Summary of knowledge points

The file path obtained by os.path.abspath() and os.getcwd() is not the real path of the file.
os.path.abspath() and os.getcwd()
return the path after splicing the file name of the current working path , which does not necessarily exist, so the assert check is used in the above train code.
That is, filepath = os.path.join(os.path.abspath('.'),filename)
os.path.abspath('.') returns the current working path
and the current working path is the running .py file A path
example:

data_root = os.path.abspath(os.path.join("../..", "demo.py"))
print(data_root)
assert os.path.exists(data_root), "{} path does not exist.".format(data_root)

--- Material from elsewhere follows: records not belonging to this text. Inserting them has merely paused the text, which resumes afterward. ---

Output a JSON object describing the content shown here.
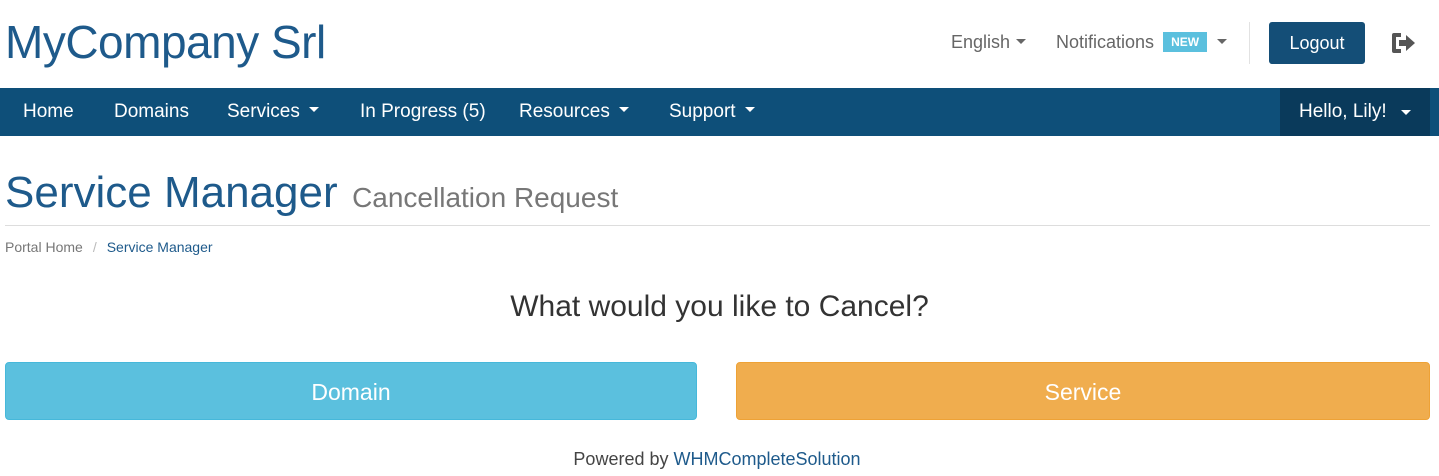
{
  "header": {
    "logo_text": "MyCompany Srl",
    "language_label": "English",
    "notifications_label": "Notifications",
    "notifications_badge": "NEW",
    "logout_label": "Logout"
  },
  "navbar": {
    "items": [
      {
        "label": "Home",
        "dropdown": false
      },
      {
        "label": "Domains",
        "dropdown": false
      },
      {
        "label": "Services",
        "dropdown": true
      },
      {
        "label": "In Progress (5)",
        "dropdown": false
      },
      {
        "label": "Resources",
        "dropdown": true
      },
      {
        "label": "Support",
        "dropdown": true
      }
    ],
    "user_greeting": "Hello, Lily!"
  },
  "page": {
    "title": "Service Manager",
    "subtitle": "Cancellation Request",
    "breadcrumb": [
      "Portal Home",
      "Service Manager"
    ],
    "question": "What would you like to Cancel?",
    "buttons": {
      "domain": "Domain",
      "service": "Service"
    }
  },
  "footer": {
    "prefix": "Powered by",
    "link_text": "WHMCompleteSolution"
  },
  "colors": {
    "brand_blue": "#1e5a8b",
    "navbar": "#0e4f79",
    "navbar_user": "#0a3a5b",
    "domain_button": "#5bc0de",
    "service_button": "#f0ad4e",
    "badge": "#5bc0de"
  },
  "icons": {
    "logout": "sign-out-icon",
    "dropdown": "caret-down-icon"
  }
}
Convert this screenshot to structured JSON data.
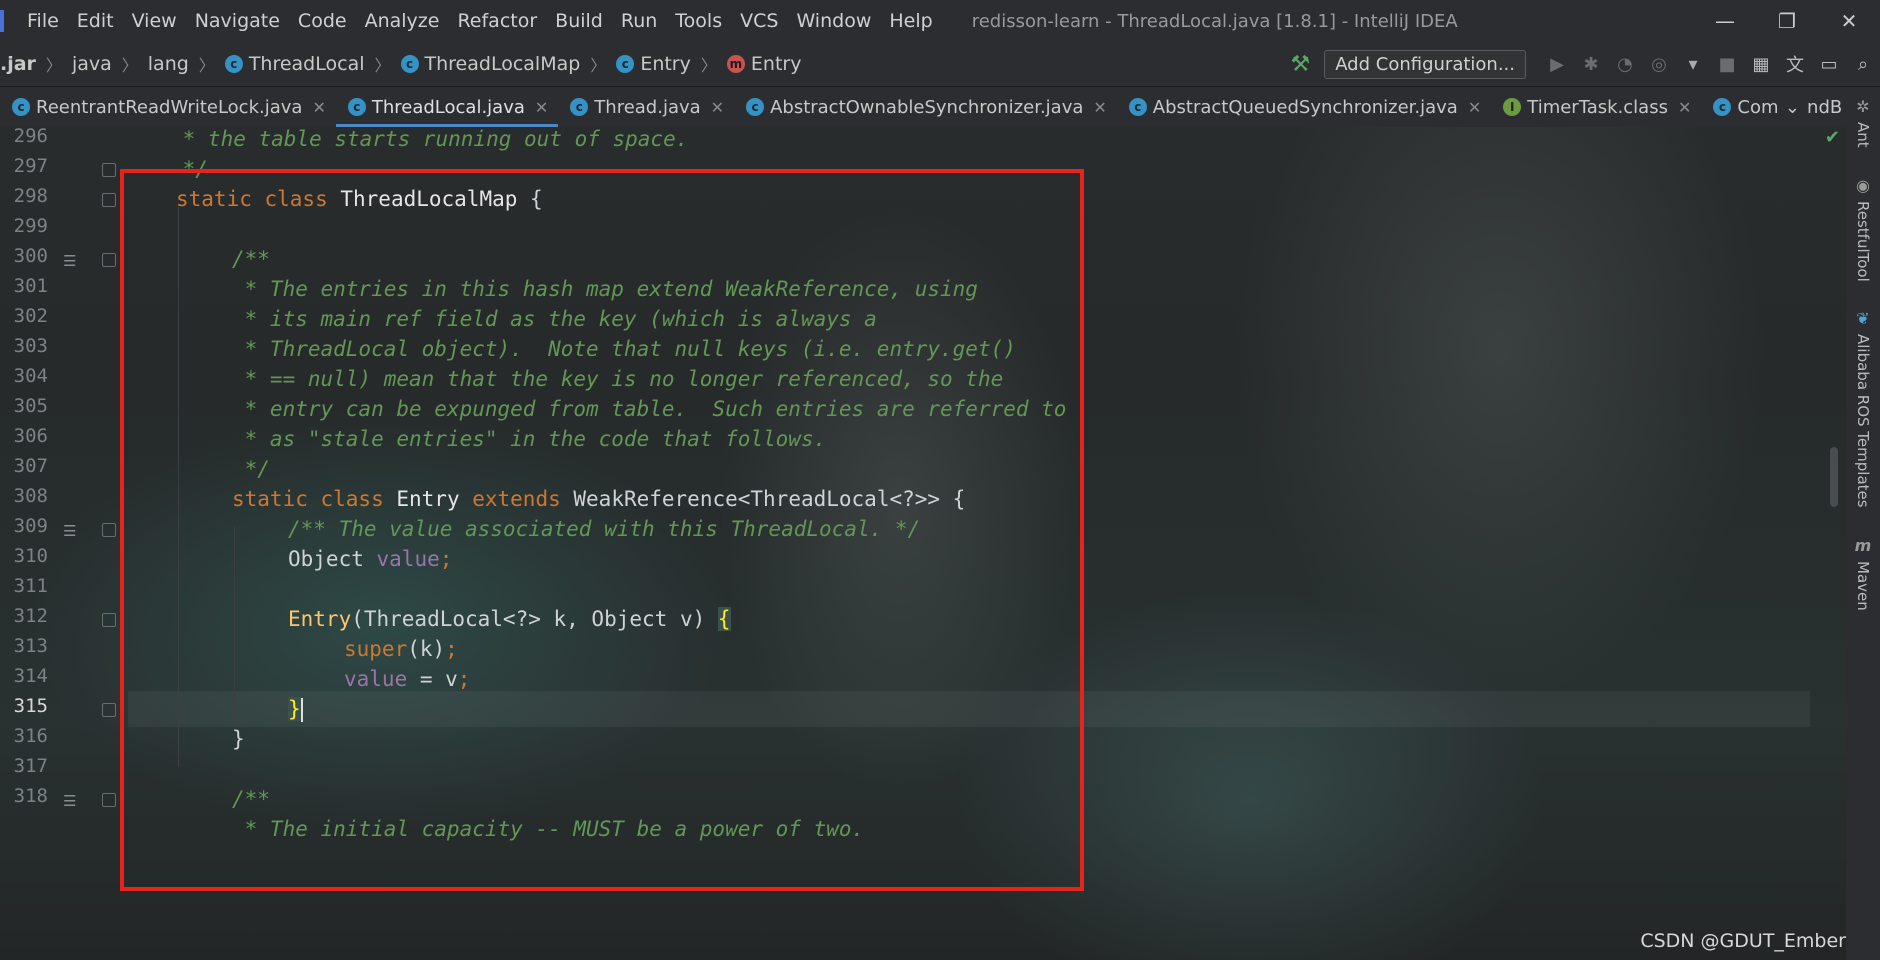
{
  "menubar": {
    "items": [
      {
        "label": "File"
      },
      {
        "label": "Edit"
      },
      {
        "label": "View"
      },
      {
        "label": "Navigate"
      },
      {
        "label": "Code"
      },
      {
        "label": "Analyze"
      },
      {
        "label": "Refactor"
      },
      {
        "label": "Build"
      },
      {
        "label": "Run"
      },
      {
        "label": "Tools"
      },
      {
        "label": "VCS"
      },
      {
        "label": "Window"
      },
      {
        "label": "Help"
      }
    ],
    "title": "redisson-learn - ThreadLocal.java [1.8.1] - IntelliJ IDEA"
  },
  "navbar": {
    "crumbs": [
      {
        "label": ".jar"
      },
      {
        "label": "java"
      },
      {
        "label": "lang"
      },
      {
        "label": "ThreadLocal",
        "icon": "c"
      },
      {
        "label": "ThreadLocalMap",
        "icon": "c"
      },
      {
        "label": "Entry",
        "icon": "c"
      },
      {
        "label": "Entry",
        "icon": "m"
      }
    ],
    "add_configuration": "Add Configuration..."
  },
  "tabs": [
    {
      "label": "ReentrantReadWriteLock.java",
      "icon": "c",
      "active": false
    },
    {
      "label": "ThreadLocal.java",
      "icon": "c",
      "active": true
    },
    {
      "label": "Thread.java",
      "icon": "c",
      "active": false
    },
    {
      "label": "AbstractOwnableSynchronizer.java",
      "icon": "c",
      "active": false
    },
    {
      "label": "AbstractQueuedSynchronizer.java",
      "icon": "c",
      "active": false
    },
    {
      "label": "TimerTask.class",
      "icon": "I",
      "active": false
    },
    {
      "label": "CommandB",
      "icon": "c",
      "active": false
    }
  ],
  "editor": {
    "line_numbers": [
      "296",
      "297",
      "298",
      "299",
      "300",
      "301",
      "302",
      "303",
      "304",
      "305",
      "306",
      "307",
      "308",
      "309",
      "310",
      "311",
      "312",
      "313",
      "314",
      "315",
      "316",
      "317",
      "318"
    ],
    "current_line": "315",
    "code": {
      "l296": " * the table starts running out of space.",
      "l297": " */",
      "l298_kw": "static class ",
      "l298_name": "ThreadLocalMap",
      "l298_rest": " {",
      "l300": "/**",
      "l301": " * The entries in this hash map extend WeakReference, using",
      "l302": " * its main ref field as the key (which is always a",
      "l303": " * ThreadLocal object).  Note that null keys (i.e. entry.get()",
      "l304": " * == null) mean that the key is no longer referenced, so the",
      "l305": " * entry can be expunged from table.  Such entries are referred to",
      "l306": " * as \"stale entries\" in the code that follows.",
      "l307": " */",
      "l308_kw": "static class ",
      "l308_name": "Entry ",
      "l308_ext": "extends ",
      "l308_rest": "WeakReference<ThreadLocal<?>> {",
      "l309": "/** The value associated with this ThreadLocal. */",
      "l310_type": "Object ",
      "l310_field": "value",
      "l310_semi": ";",
      "l312_fn": "Entry",
      "l312_params": "(ThreadLocal<?> k, Object v) ",
      "l312_brace": "{",
      "l313_kw": "super",
      "l313_rest": "(k)",
      "l313_semi": ";",
      "l314_field": "value",
      "l314_rest": " = v",
      "l314_semi": ";",
      "l315": "}",
      "l316": "}",
      "l318": "/**",
      "l319": " * The initial capacity -- MUST be a power of two."
    }
  },
  "right_panel": {
    "items": [
      {
        "label": "Ant"
      },
      {
        "label": "RestfulTool"
      },
      {
        "label": "Alibaba ROS Templates"
      },
      {
        "label": "Maven"
      }
    ]
  },
  "watermark": "CSDN @GDUT_Ember",
  "colors": {
    "keyword": "#cc7832",
    "comment": "#629755",
    "field": "#9876aa",
    "function": "#ffc66d",
    "highlight_box": "#e8231c"
  }
}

# F:\computer skills\Python\demo.py
# AssertionError: F:\computer skills\Python\demo.py path does not exist.

Although there is no such file in the path, this path will still be generated, and it does not really exist.

Reference: https://blog.csdn.net/qq_33716688/article/details/89333856

assert assertion function
assert os.path.exists(data_root), “{} path does not exist.”.format(data_root), no error will be reported when the comma is TRUE before the comma, and an error will be reported when it is false, and the error content will be reported after the comma
tqdm is to set the progress bar to visualize the processing status. For objects that can be iterated, tqdm can be used to encapsulate the progress of visualization.

train_bar.desc = "train epoch[{}/{}] loss:{:.3f}".format(epoch + 1, epochs, loss)

The above code information is displayed in front of the progress bar.
insert image description here

sys.stdout is the standard output stream in python, which is mapped to the console by default, that is, the information is printed to the console.